The complaint was filed almost exactly five years ago, after customer complaints from previous years had piled up. AT&T, after offering truly unlimited data plans for a few years, made changes to how the plans worked but not to how they were advertising. Starting in 2011, the company began throttling customers with “unlimited data” who hit data caps to a fraction of the speed they normally got. We’re talking kilobits here.
Naturally that’s not quite in line with the “unlimited” claims, and some people took AT&T and others to court early on over it. But the FTC’s 2014 complaint indicated that the feds were taking this seriously.
Since the complaint was so obviously true, AT&T attempted to thwart it via process, claiming that the net neutrality rules adopted in 2015 moved the authority to regulate mobile carriers from the FTC to the FCC, retroactively mooting the case. They pursued this ridiculous argument until last year, when a federal court slapped it down and the FTC’s process was allowed to continue unimpeded. And here we are 18 months later with a $60 million settlement.
“AT&T’s bait-and-switch scam is a good window into the many harms that result from dominant companies operating without the discipline of meaningful competition,” said FTC Chairman Rohit Chopra in a spicy statement accompanying the announcement. “Their market power, financial resources, and one-sided information gives them license to ignore their own contractual obligations while aggressively enforcing every little clause in the fine print. Consumers can accept the bad deal, walk away, or fight it, but each choice carries a cost, with dominant firms prevailing almost every time.”

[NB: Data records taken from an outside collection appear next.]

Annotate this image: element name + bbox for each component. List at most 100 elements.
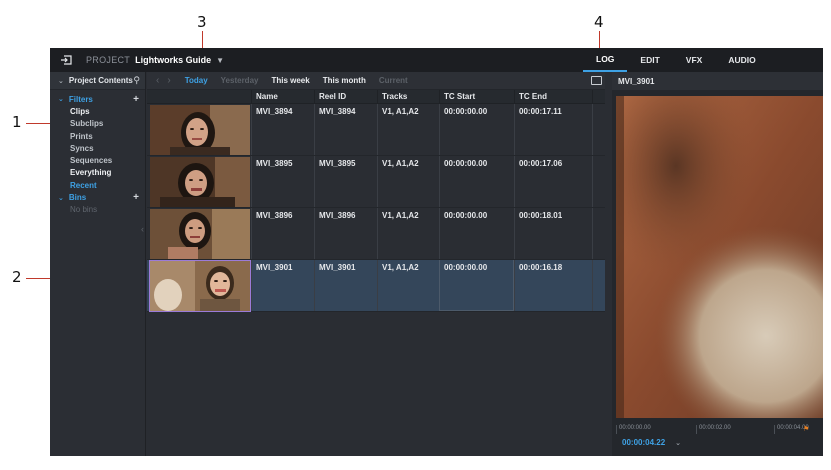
timeline-tick: 00:00:02.00 bbox=[696, 425, 731, 434]
sidebar-item-clips[interactable]: Clips bbox=[50, 105, 145, 117]
exit-project-icon[interactable] bbox=[56, 48, 76, 72]
cell-name: MVI_3894 bbox=[251, 104, 314, 155]
thumbnail-cell bbox=[147, 208, 251, 259]
thumbnail-cell bbox=[147, 260, 251, 312]
chevron-down-icon[interactable]: ⌄ bbox=[675, 439, 681, 447]
top-bar: PROJECT Lightworks Guide ▼ LOG EDIT VFX … bbox=[50, 48, 823, 72]
callout-1: 1 bbox=[12, 113, 22, 131]
filters-label: Filters bbox=[68, 94, 93, 104]
column-header-reel-id[interactable]: Reel ID bbox=[314, 89, 377, 104]
bins-section[interactable]: ⌄ Bins + bbox=[50, 191, 145, 203]
clip-thumbnail[interactable] bbox=[150, 209, 250, 259]
sidebar-item-sequences[interactable]: Sequences bbox=[50, 154, 145, 166]
cell-tc-end: 00:00:16.18 bbox=[514, 260, 592, 311]
sidebar-item-syncs[interactable]: Syncs bbox=[50, 142, 145, 154]
viewer-panel: MVI_3901 00:00:00.00 00:00:02.00 00:00:0… bbox=[612, 72, 823, 456]
chevron-down-icon[interactable]: ⌄ bbox=[58, 77, 64, 85]
chevron-down-icon[interactable]: ▼ bbox=[216, 56, 224, 65]
timeline-tick: 00:00:00.00 bbox=[616, 425, 651, 434]
content-browser: ‹ › Today Yesterday This week This month… bbox=[147, 72, 605, 456]
forward-arrow-icon[interactable]: › bbox=[167, 75, 170, 86]
tab-audio[interactable]: AUDIO bbox=[715, 48, 768, 72]
cell-reel-id: MVI_3895 bbox=[314, 156, 377, 207]
clip-thumbnail[interactable] bbox=[150, 157, 250, 207]
table-row-selected[interactable]: MVI_3901 MVI_3901 V1, A1,A2 00:00:00.00 … bbox=[147, 260, 605, 312]
chevron-down-icon[interactable]: ⌄ bbox=[58, 194, 64, 202]
sidebar-item-prints[interactable]: Prints bbox=[50, 130, 145, 142]
cell-reel-id: MVI_3901 bbox=[314, 260, 377, 311]
add-bin-icon[interactable]: + bbox=[133, 192, 139, 203]
no-bins-text: No bins bbox=[70, 205, 98, 215]
sidebar-item-recent[interactable]: Recent bbox=[50, 179, 145, 191]
sidebar-item-everything[interactable]: Everything bbox=[50, 167, 145, 179]
cell-tc-end: 00:00:17.06 bbox=[514, 156, 592, 207]
table-header: Name Reel ID Tracks TC Start TC End bbox=[147, 89, 605, 104]
collapse-sidebar-icon[interactable]: ‹ bbox=[141, 224, 144, 234]
sidebar-item-subclips[interactable]: Subclips bbox=[50, 118, 145, 130]
filter-today[interactable]: Today bbox=[185, 76, 208, 85]
cell-tc-start: 00:00:00.00 bbox=[439, 208, 514, 259]
project-name[interactable]: Lightworks Guide bbox=[135, 55, 211, 65]
cell-name: MVI_3896 bbox=[251, 208, 314, 259]
cell-tc-end: 00:00:17.11 bbox=[514, 104, 592, 155]
tab-vfx[interactable]: VFX bbox=[673, 48, 716, 72]
thumbnail-column-header bbox=[147, 90, 251, 104]
tab-edit[interactable]: EDIT bbox=[627, 48, 672, 72]
date-filter-bar: ‹ › Today Yesterday This week This month… bbox=[147, 72, 605, 90]
current-timecode[interactable]: 00:00:04.22 ⌄ bbox=[622, 438, 681, 447]
callout-3: 3 bbox=[197, 13, 207, 31]
filter-this-month[interactable]: This month bbox=[323, 76, 366, 85]
thumbnail-cell bbox=[147, 156, 251, 207]
filter-current[interactable]: Current bbox=[379, 76, 408, 85]
tab-log[interactable]: LOG bbox=[583, 48, 628, 72]
viewer-timeline[interactable]: 00:00:00.00 00:00:02.00 00:00:04.00 ⚑ bbox=[612, 422, 823, 436]
cell-tracks: V1, A1,A2 bbox=[377, 208, 439, 259]
table-row[interactable]: MVI_3895 MVI_3895 V1, A1,A2 00:00:00.00 … bbox=[147, 156, 605, 208]
cell-spacer bbox=[592, 208, 605, 259]
column-header-spacer bbox=[592, 89, 605, 104]
room-tabs: LOG EDIT VFX AUDIO bbox=[583, 48, 769, 72]
callout-4: 4 bbox=[594, 13, 604, 31]
column-header-tc-start[interactable]: TC Start bbox=[439, 89, 514, 104]
cell-tracks: V1, A1,A2 bbox=[377, 104, 439, 155]
viewer-title: MVI_3901 bbox=[612, 72, 823, 90]
cell-tracks: V1, A1,A2 bbox=[377, 260, 439, 311]
timecode-value: 00:00:04.22 bbox=[622, 438, 666, 447]
cell-tc-start: 00:00:00.00 bbox=[439, 260, 514, 311]
column-header-tc-end[interactable]: TC End bbox=[514, 89, 592, 104]
add-filter-icon[interactable]: + bbox=[133, 94, 139, 105]
filter-yesterday[interactable]: Yesterday bbox=[221, 76, 259, 85]
cell-name: MVI_3901 bbox=[251, 260, 314, 311]
search-icon[interactable]: ⚲ bbox=[133, 75, 140, 86]
filter-this-week[interactable]: This week bbox=[271, 76, 309, 85]
clip-thumbnail[interactable] bbox=[149, 260, 251, 312]
project-contents-header[interactable]: ⌄ Project Contents ⚲ bbox=[50, 72, 145, 90]
chevron-down-icon[interactable]: ⌄ bbox=[58, 95, 64, 103]
cell-spacer bbox=[592, 156, 605, 207]
cell-tc-end: 00:00:18.01 bbox=[514, 208, 592, 259]
bins-label: Bins bbox=[68, 193, 87, 203]
project-contents-title: Project Contents bbox=[68, 76, 133, 85]
clip-thumbnail[interactable] bbox=[150, 105, 250, 155]
playhead-marker-icon[interactable]: ⚑ bbox=[803, 425, 809, 433]
app-window: PROJECT Lightworks Guide ▼ LOG EDIT VFX … bbox=[50, 48, 823, 456]
cell-reel-id: MVI_3896 bbox=[314, 208, 377, 259]
project-label: PROJECT bbox=[86, 55, 131, 65]
filters-section[interactable]: ⌄ Filters + bbox=[50, 93, 145, 105]
column-header-tracks[interactable]: Tracks bbox=[377, 89, 439, 104]
cell-name: MVI_3895 bbox=[251, 156, 314, 207]
viewer-toggle-icon[interactable] bbox=[591, 76, 602, 85]
table-row[interactable]: MVI_3896 MVI_3896 V1, A1,A2 00:00:00.00 … bbox=[147, 208, 605, 260]
cell-spacer bbox=[592, 260, 605, 311]
clips-table: Name Reel ID Tracks TC Start TC End MVI_… bbox=[147, 89, 605, 312]
project-contents-sidebar: ⌄ Project Contents ⚲ ⌄ Filters + Clips S… bbox=[50, 72, 146, 456]
table-row[interactable]: MVI_3894 MVI_3894 V1, A1,A2 00:00:00.00 … bbox=[147, 104, 605, 156]
cell-tc-start: 00:00:00.00 bbox=[439, 104, 514, 155]
cell-tc-start: 00:00:00.00 bbox=[439, 156, 514, 207]
back-arrow-icon[interactable]: ‹ bbox=[156, 75, 159, 86]
callout-2: 2 bbox=[12, 268, 22, 286]
viewer-frame[interactable] bbox=[616, 96, 823, 418]
thumbnail-cell bbox=[147, 104, 251, 155]
column-header-name[interactable]: Name bbox=[251, 89, 314, 104]
cell-spacer bbox=[592, 104, 605, 155]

$60 million is a drop in the bucket for a company the size of AT&T, but the FTC action and other pressure also put executives on warning for prioritizing profits over customers with scams like this one.
“The company could have upheld its obligations to its customers by making the right infrastructure investments,” Chopra continued. “It certainly had the money to do so. In 2012, as the company boasted to investors that customers were fleeing its unlimited plan for tiered plans, it spent more on share buybacks than it invested in its wireless network. The bottom line is that AT&T fleeced its customers to enrich its executives and its investors.”
Unfortunately those customers will remain fleeced, as there are some 3.5 million of them and only $60 million to distribute. This will be divided between current and former AT&T customers as follows according to the proposed settlement:
- $7.5 million to be split by current AT&T customers who experienced throttling to 128 kbps
- $29.7 million to be split by current AT&T customers who experienced throttling to 256 or 512 kbps
- $6.3 million to be split by former AT&T customers who experienced throttling to 128kbps
- $16.5 million to be split by former AT&T customers who experienced throttling to 256 or 512 kbps
All this will be done “pro rata,” so if you were an early adopter who got throttled every month of your year-long contract to 128 kbps, you’ll get a bigger share than someone who only went over once and got throttled to 512 kbps.
There’s no need to fill anything out or submit a claim; If you’re currently an AT&T customer, you’ll get a bill credit, and if you’re a former customer you should get a check in the mail.
Naturally AT&T is barred from pulling anything like this again: The company can’t claim something is “unlimited” without prominent disclosure of the actual limitations on the service.